After spending most of Researching Religion advocating quantitative methods, Bruce comes out in a full-throated roar supporting the ethics of qualitative research. Bruce’s treatment of research ethics focuses on the issue of informed consent and what that implies for research on religion. I wholeheartedly agree with Bruce’s opposition to radical applications of informed consent for unobtrusive and participant observation research. If a person agrees to tell you what they think about religion, how does that harm them if you use it in a publication that will be read by a small cadre of scholars? Indeed, as Bruce notes, many subjects tell you what they think without prompting. Human subjects committees are often overly harsh in dealing with research proposals regarding religion and qualitative sociology in general. Bruce offers many cogent observations about this problem. I hope that his contribution will help generate pushback against the assertion by university bureaucrats that asking people questions about common things is somehow a violation of their privacy or an assault on their personhood.
Bruce concludes his book with a substantive chapter on religious conversion and a thorough discussion of the use of theory in religious research.
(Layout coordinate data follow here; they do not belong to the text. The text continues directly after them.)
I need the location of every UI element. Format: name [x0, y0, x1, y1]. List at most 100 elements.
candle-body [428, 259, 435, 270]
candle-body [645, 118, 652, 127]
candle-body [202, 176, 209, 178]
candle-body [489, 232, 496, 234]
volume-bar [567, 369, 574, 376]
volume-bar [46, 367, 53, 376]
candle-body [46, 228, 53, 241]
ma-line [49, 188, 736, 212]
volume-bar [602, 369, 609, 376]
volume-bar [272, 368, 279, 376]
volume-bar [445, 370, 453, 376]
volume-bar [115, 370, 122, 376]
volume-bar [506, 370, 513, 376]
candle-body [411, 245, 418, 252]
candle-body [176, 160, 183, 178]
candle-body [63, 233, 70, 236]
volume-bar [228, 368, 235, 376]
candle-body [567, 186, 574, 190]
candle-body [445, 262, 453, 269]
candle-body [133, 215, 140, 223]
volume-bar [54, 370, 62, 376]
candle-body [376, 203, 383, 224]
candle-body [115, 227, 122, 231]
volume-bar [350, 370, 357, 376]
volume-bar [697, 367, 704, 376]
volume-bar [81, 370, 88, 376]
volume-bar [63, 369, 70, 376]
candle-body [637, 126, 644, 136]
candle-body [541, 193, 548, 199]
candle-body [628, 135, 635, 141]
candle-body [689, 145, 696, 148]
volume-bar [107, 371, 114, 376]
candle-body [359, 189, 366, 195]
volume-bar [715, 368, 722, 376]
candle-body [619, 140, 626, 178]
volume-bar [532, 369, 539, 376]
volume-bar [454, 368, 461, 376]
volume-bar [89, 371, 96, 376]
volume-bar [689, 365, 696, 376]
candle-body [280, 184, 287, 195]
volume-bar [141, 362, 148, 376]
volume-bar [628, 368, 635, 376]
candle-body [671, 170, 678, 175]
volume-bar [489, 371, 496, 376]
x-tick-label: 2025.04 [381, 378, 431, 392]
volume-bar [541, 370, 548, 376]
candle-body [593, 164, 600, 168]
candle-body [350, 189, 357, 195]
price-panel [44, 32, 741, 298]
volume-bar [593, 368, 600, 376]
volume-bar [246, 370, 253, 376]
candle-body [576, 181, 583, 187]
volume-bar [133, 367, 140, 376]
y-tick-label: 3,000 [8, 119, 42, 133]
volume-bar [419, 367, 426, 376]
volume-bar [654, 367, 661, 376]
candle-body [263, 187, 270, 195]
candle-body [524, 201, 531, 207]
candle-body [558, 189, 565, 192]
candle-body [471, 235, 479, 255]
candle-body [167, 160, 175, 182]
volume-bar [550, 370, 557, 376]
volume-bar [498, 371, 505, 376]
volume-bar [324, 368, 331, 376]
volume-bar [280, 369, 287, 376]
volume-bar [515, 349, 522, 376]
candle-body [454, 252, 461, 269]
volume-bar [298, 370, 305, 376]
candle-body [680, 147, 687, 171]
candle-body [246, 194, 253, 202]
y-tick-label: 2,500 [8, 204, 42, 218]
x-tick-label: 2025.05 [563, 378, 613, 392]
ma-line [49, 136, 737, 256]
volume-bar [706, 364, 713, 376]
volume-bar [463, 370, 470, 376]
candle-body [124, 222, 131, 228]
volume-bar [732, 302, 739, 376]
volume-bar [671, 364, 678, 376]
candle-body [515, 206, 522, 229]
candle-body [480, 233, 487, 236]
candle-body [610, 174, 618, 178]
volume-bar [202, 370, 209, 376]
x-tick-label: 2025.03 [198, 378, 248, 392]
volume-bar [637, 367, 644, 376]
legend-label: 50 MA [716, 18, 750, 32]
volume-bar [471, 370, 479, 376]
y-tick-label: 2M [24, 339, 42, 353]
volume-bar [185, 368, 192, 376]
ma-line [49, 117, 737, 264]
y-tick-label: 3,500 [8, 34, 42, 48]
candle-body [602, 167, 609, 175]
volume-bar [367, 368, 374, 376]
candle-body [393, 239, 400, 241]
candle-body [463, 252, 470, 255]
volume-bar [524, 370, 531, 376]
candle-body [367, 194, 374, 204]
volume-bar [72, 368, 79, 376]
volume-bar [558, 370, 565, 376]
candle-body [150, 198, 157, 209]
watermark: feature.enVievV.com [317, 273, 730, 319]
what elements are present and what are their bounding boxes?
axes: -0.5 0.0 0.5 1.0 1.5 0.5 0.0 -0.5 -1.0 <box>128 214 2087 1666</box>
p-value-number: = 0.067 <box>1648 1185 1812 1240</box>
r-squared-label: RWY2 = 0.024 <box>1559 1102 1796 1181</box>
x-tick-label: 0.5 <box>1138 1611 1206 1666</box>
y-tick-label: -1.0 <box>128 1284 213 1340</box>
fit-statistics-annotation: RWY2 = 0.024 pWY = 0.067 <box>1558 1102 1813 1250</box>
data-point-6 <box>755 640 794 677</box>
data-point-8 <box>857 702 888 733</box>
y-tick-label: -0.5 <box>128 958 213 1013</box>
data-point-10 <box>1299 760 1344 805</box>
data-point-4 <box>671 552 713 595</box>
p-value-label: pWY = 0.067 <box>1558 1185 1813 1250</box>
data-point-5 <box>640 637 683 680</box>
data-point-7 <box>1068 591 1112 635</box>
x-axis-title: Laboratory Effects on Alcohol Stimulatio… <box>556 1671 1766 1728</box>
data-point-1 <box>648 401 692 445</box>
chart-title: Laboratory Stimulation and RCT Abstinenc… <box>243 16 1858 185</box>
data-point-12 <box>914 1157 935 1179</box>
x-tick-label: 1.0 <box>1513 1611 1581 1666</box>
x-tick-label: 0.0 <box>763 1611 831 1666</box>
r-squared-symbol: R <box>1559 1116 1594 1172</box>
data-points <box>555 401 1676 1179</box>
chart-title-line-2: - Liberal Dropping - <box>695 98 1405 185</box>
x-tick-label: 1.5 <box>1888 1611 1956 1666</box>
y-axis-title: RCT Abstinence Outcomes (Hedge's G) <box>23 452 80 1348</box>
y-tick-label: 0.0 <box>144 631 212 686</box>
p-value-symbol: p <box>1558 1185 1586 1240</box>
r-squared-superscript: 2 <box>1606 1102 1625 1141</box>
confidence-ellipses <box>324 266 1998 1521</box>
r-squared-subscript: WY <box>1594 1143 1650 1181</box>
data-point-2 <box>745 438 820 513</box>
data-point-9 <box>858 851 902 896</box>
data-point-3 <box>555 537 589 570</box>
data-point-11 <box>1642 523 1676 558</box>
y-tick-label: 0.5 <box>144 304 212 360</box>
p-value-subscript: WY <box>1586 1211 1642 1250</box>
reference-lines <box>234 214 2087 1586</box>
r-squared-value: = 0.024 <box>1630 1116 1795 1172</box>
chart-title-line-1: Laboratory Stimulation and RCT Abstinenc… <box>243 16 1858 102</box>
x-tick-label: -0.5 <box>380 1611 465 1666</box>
The two chapters on theory cover the dominant theorists used by U.K. sociologists of religion, as well as a relative assessment of the value of normative, agenda-setting, explanatory, and rational actor models. Bruce’s critique of the supply side rational choice model is both thorough and convincing; however, his presentation of rational actor models of religion ignores demand side alternatives that focus on preference formation, normative constraints, and social networks.
Researching Religion joins a growing set of recent works on methodological issues in the sociology of religion. Bruce’s book is an important work that should be read by any serious sociologist of religion. It is exceptionally well written and engaging, and it provides American readers with a thorough overview of research from the United Kingdom. I hope that it is also noticed by religious studies scholars outside of sociology. It should be required reading in religious studies.